Phase 1: critical security — bind anon DNA tasks, fix DEBUG default, lock task whitelist by vanajmoorthy · Pull Request #106 · vanajmoorthy/bibliotype

vanajmoorthy · 2026-05-14T16:08:15Z

Summary

Phase 1 of the multi-agent triage remediation. Closes the three Critical-severity security findings from the triage report:

Anonymous DNA hijack via guessable task_id (US-001, US-002, US-003) — anyone who learned a task_id (Referer leak, shared link, log) could pull another user's DNA into their own session, or sign up with the stolen task_id and inherit the whole library.
DEBUG defaulting to True (US-004) — a missing/typo'd env var silently exposed Silk profiler and disabled secure cookies.
run_management_command_task had no in-task whitelist (US-005) — admin had a whitelist but a malicious caller publishing directly to the broker could bypass it.

Also lands the Ralph harness + the 8-phase remediation PRD; subsequent PRs (Phase 2..8) will work off the same branch.

What changed

Critical security fixes (US-001 → US-005)

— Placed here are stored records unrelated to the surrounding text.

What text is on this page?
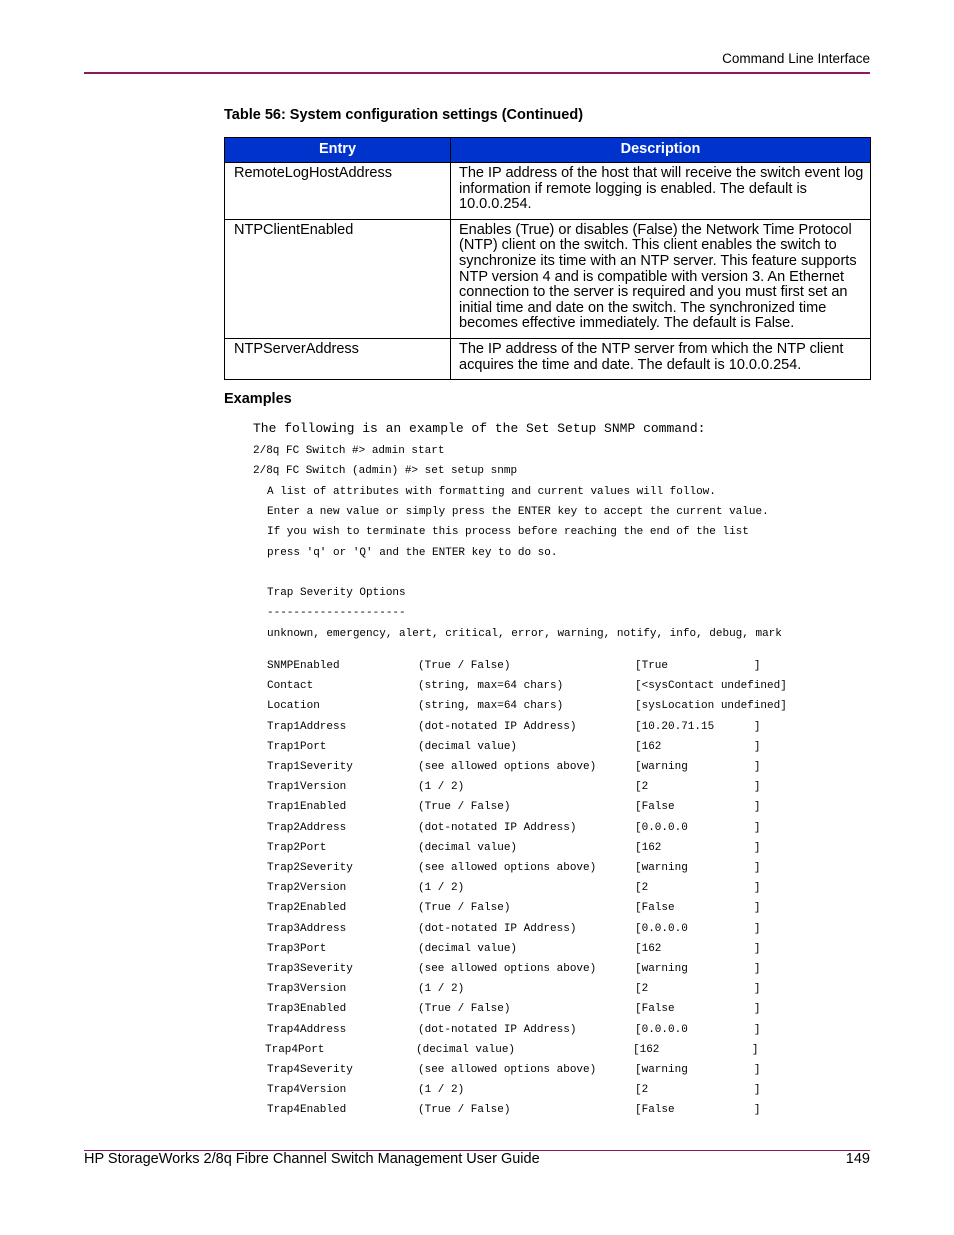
Command Line Interface
Table 56: System configuration settings (Continued)
Entry	Description
RemoteLogHostAddress	The IP address of the host that will receive the switch event log information if remote logging is enabled. The default is 10.0.0.254.
NTPClientEnabled	Enables (True) or disables (False) the Network Time Protocol (NTP) client on the switch. This client enables the switch to synchronize its time with an NTP server. This feature supports NTP version 4 and is compatible with version 3. An Ethernet connection to the server is required and you must first set an initial time and date on the switch. The synchronized time becomes effective immediately. The default is False.
NTPServerAddress	The IP address of the NTP server from which the NTP client acquires the time and date. The default is 10.0.0.254.
Examples
The following is an example of the Set Setup SNMP command:
2/8q FC Switch #> admin start
2/8q FC Switch (admin) #> set setup snmp
A list of attributes with formatting and current values will follow.
Enter a new value or simply press the ENTER key to accept the current value.
If you wish to terminate this process before reaching the end of the list
press 'q' or 'Q' and the ENTER key to do so.
Trap Severity Options
---------------------
unknown, emergency, alert, critical, error, warning, notify, info, debug, mark
SNMPEnabled	(True / False)	[True             ]
Contact	(string, max=64 chars)	[<sysContact undefined]
Location	(string, max=64 chars)	[sysLocation undefined]
Trap1Address	(dot-notated IP Address)	[10.20.71.15      ]
Trap1Port	(decimal value)	[162              ]
Trap1Severity	(see allowed options above)	[warning          ]
Trap1Version	(1 / 2)	[2                ]
Trap1Enabled	(True / False)	[False            ]
Trap2Address	(dot-notated IP Address)	[0.0.0.0          ]
Trap2Port	(decimal value)	[162              ]
Trap2Severity	(see allowed options above)	[warning          ]
Trap2Version	(1 / 2)	[2                ]
Trap2Enabled	(True / False)	[False            ]
Trap3Address	(dot-notated IP Address)	[0.0.0.0          ]
Trap3Port	(decimal value)	[162              ]
Trap3Severity	(see allowed options above)	[warning          ]
Trap3Version	(1 / 2)	[2                ]
Trap3Enabled	(True / False)	[False            ]
Trap4Address	(dot-notated IP Address)	[0.0.0.0          ]
Trap4Port	(decimal value)	[162              ]
Trap4Severity	(see allowed options above)	[warning          ]
Trap4Version	(1 / 2)	[2                ]
Trap4Enabled	(True / False)	[False            ]
HP StorageWorks 2/8q Fibre Channel Switch Management User Guide	149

US-001 (011ab73) — anonymous branch of upload_view now binds task_owner_<task_id> in Redis to the visitor's session_key at upload time (TTL 3600s). Session is .save()d first if session_key is None.
US-002 (07abc13) — get_task_result_view checks task_owner_<task_id> and rejects mismatched callers with 403. Gated behind a new ENFORCE_TASK_OWNERSHIP env flag (defaults False) so in-flight pre-US-001 task IDs aren't immediately broken. Logs task_owner check skipped warnings while the flag is off so operators can drain legacy traffic.
US-003 (ff16c64) — signup_view validates task_id_to_claim against the session's own anonymous_task_id BEFORE creating the user (and before login() rotates session_key). The pre-login session_key is captured into a local and passed as a new third arg to claim_anonymous_dna_task.delay(...). The task refuses any claim where task_owner_<task_id> doesn't match the supplied key.
US-004 (e978af4) — DEBUG = os.environ.get(\"DEBUG\", \"False\") == \"True\" (was \"True\" default); ImproperlyConfigured raised at startup if DJANGO_ENV=production and DEBUG=True. Also adds explicit DEBUG=True + ALLOWED_HOSTS=localhost,127.0.0.1 to docker-compose.local.yml because dev was implicitly relying on the old default.
US-005 (44b8a55) — ADMIN_COMMANDS / ALLOWED_COMMANDS carved into new core/management_command_registry.py (third module — sidesteps the tasks.py → admin.py cycle that would have been created if we imported the other direction). run_management_command_task now raises ValueError(f\"command not allowed: {command_name}\") as its first statement.

Required deploy actions

⚠️ Set ENFORCE_TASK_OWNERSHIP=True in the production env ≥1 hour after this deploy lands. Until then, US-002's strict check is off (legacy task IDs predating US-001 are warn-and-allow). Grep production logs for task_owner check skipped — once it drops to zero for ≥1 hour, flip the flag.
⚠️ Set DEBUG=False (or unset it entirely) and DJANGO_ENV=production in the production env. With the new default, a missing DEBUG env var is safe; with the new assert, an accidentally-set DEBUG=True in production will refuse to start.
⚠️ Local dev now requires DEBUG=True to be set explicitly. The compose file at docker-compose.local.yml is updated; if you run Django outside Docker (honcho start), ensure your .env has DEBUG=True.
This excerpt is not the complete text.